Friday 4 December 2020

Learning to Read and Write in New York City

 

The Strand Bookstore in New York City is in trouble.  The Pandemic has hit its business badly. When news of this much-loved institution’s problem reached the press, many of its legions of devotees placed orders to save it. It reminded me of a piece I wrote about a visit to New York a few years ago.

 

Learning to Read and Write in New York City

 

Back in Manhattan after 5 years, I made my usual pilgrimage to the Strand Bookstore.  From Union Square subway I walked south on Broadway and soon saw the shop’s maroon and yellow awning.  It has been there since 1923 and it is the last remaining independent bookstore in what had been a whole street of bookshops.  It boasts that it has 18 miles of books.  In its labyrinth of stacks on four floors, I could believe it.  Fortunately, expert staff can lead you to almost any book in a New York minute. 

It is the only bookshop I know that provides shopping trolleys.  An American friend told me she is not allowed in there without a keeper.  I was lucky; I bought just two books, neither of which I knew existed before I went in. I lingered in the stationery section.  I cannot resist a new notebook or pencil.  I could have bought a Moleskine notebook to turn me into Bruce Chatwin or a Palamino Blackwing, John Steinbeck’s preferred writing instrument. 

Pilgrimage over; I paused to pick up a copy of Gotham City Writers’ News from a sidewalk newsstand.  Gotham Writers is another fine Manhattan institution.  Among other things, it runs online courses for writers and competitions.

Then I went to an exhibition of Ernest Hemingway’s manuscripts at the Morgan Library.  What especially appealed was that Hemingway wrote a lot about how he wrote.  I read his letter to Mary Welsh written from the Normandy Invasion.  He wrote 'I am ashamed I know too few adjectives.' 

'That makes two of us, Ernest', I muttered.

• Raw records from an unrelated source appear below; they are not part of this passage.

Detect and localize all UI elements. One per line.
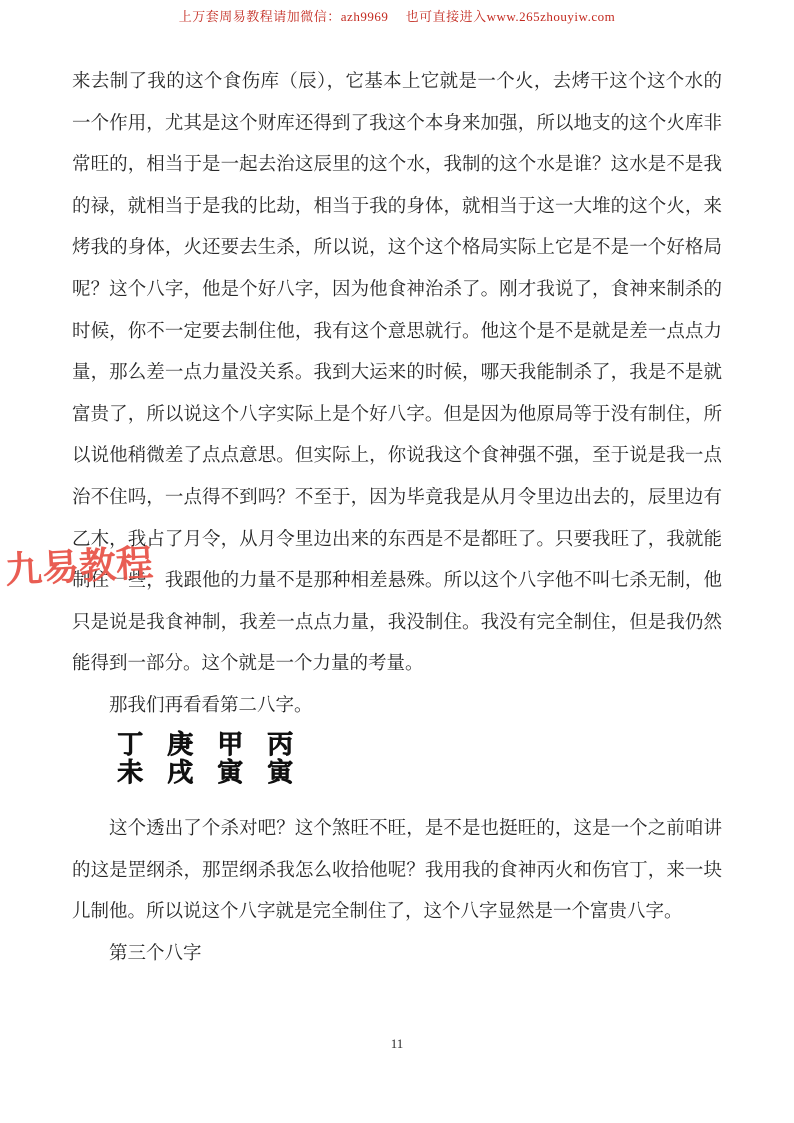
bazi-chart: 丁 庚 甲 丙 未 戌 寅 寅	[116, 731, 294, 787]
text-line: 一个作用，尤其是这个财库还得到了我这个本身来加强，所以地支的这个火库非	[72, 104, 722, 146]
text-line: 来去制了我的这个食伤库（辰），它基本上它就是一个火，去烤干这个这个水的	[72, 62, 722, 104]
text-line: 治不住吗，一点得不到吗？不至于，因为毕竟我是从月令里边出去的，辰里边有	[72, 478, 722, 520]
header-promo-text: 上万套周易教程请加微信：azh9969 也可直接进入www.265zhouyiw…	[0, 6, 794, 25]
text-line: 乙木，我占了月令，从月令里边出来的东西是不是都旺了。只要我旺了，我就能	[72, 520, 722, 562]
paragraph-4: 第三个八字	[72, 934, 722, 976]
text-line: 时候，你不一定要去制住他，我有这个意思就行。他这个是不是就是差一点点力	[72, 312, 722, 354]
text-line: 的禄，就相当于是我的比劫，相当于我的身体，就相当于这一大堆的这个火，来	[72, 187, 722, 229]
text-line: 量，那么差一点力量没关系。我到大运来的时候，哪天我能制杀了，我是不是就	[72, 353, 722, 395]
bazi-stem-char: 庚	[166, 731, 194, 759]
text-line: 儿制他。所以说这个八字就是完全制住了，这个八字显然是一个富贵八字。	[72, 892, 722, 934]
bazi-branch-char: 戌	[166, 759, 194, 787]
bazi-stem-char: 丙	[266, 731, 294, 759]
paragraph-2: 那我们再看看第二八字。	[72, 686, 722, 728]
bazi-stem-char: 丁	[116, 731, 144, 759]
bazi-branch-char: 未	[116, 759, 144, 787]
text-line: 常旺的，相当于是一起去治这辰里的这个水，我制的这个水是谁？这水是不是我	[72, 145, 722, 187]
text-line: 呢？这个八字，他是个好八字，因为他食神治杀了。刚才我说了，食神来制杀的	[72, 270, 722, 312]
text-line: 能得到一部分。这个就是一个力量的考量。	[72, 644, 722, 686]
bazi-branch-char: 寅	[266, 759, 294, 787]
paragraph-3: 这个透出了个杀对吧？这个煞旺不旺，是不是也挺旺的，这是一个之前咱讲 的这是罡纲杀…	[72, 809, 722, 934]
text-line: 富贵了，所以说这个八字实际上是个好八字。但是因为他原局等于没有制住，所	[72, 395, 722, 437]
text-line: 的这是罡纲杀，那罡纲杀我怎么收拾他呢？我用我的食神丙火和伤官丁，来一块	[72, 851, 722, 893]
bazi-heavenly-stems-row: 丁 庚 甲 丙	[116, 731, 294, 759]
document-page: 上万套周易教程请加微信：azh9969 也可直接进入www.265zhouyiw…	[0, 0, 794, 1123]
watermark-logo: 九易教程	[4, 532, 155, 594]
text-line: 第三个八字	[72, 934, 722, 976]
page-number: 11	[0, 1036, 794, 1052]
text-line: 制住一些，我跟他的力量不是那种相差悬殊。所以这个八字他不叫七杀无制，他	[72, 561, 722, 603]
text-line: 那我们再看看第二八字。	[72, 686, 722, 728]
bazi-earthly-branches-row: 未 戌 寅 寅	[116, 759, 294, 787]
text-line: 只是说是我食神制，我差一点点力量，我没制住。我没有完全制住，但是我仍然	[72, 603, 722, 645]
text-line: 以说他稍微差了点点意思。但实际上，你说我这个食神强不强，至于说是我一点	[72, 436, 722, 478]
text-line: 烤我的身体，火还要去生杀，所以说，这个这个格局实际上它是不是一个好格局	[72, 228, 722, 270]
bazi-branch-char: 寅	[216, 759, 244, 787]
paragraph-1: 来去制了我的这个食伤库（辰），它基本上它就是一个火，去烤干这个这个水的 一个作用…	[72, 62, 722, 686]
bazi-stem-char: 甲	[216, 731, 244, 759]
text-line: 这个透出了个杀对吧？这个煞旺不旺，是不是也挺旺的，这是一个之前咱讲	[72, 809, 722, 851]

He enjoyed editing his own work.  He could do it first in pencil as he wrote, again when he typed it out and finally when reviewing the proofs. Editing is good for all of us whether we like it or not.  I guess we need to be as good as Hemingway before we can fight back against editors.  There in the margin of an edited typescript, Hemingway's own handwriting declared, 'who b******d this up like this?'

He wrote in French School exercise books and I could study the physical process of his writing.  He re-wrote the last page of 'A Farewell to Arms' 39 times before he was satisfied.  He had also consulted F Scott Fitzgerald about the manuscript.  After they had worked on a particular page together, Fitzgerald told Hemingway that page 226 was 'one of the most beautiful pages in English literature'.  Well that is certainly something to aspire to.

Evidently, Hemingway was not too proud to take advice.  Gertrude Stein told him of an early manuscript, 'begin over again and concentrate'.  Thanks, Gert.

I saw his notes for the title of a short story.  He used to write the story first then create as many as a hundred potential titles before selecting exactly the right one.

If writing was that hard for Hemingway, how are the rest of us to manage?

I drafted this piece with a Palomino Blackwing pencil but I am still not Steinbeck.  I used a school exercise book but I am still not Hemingway.  What can I be doing wrong?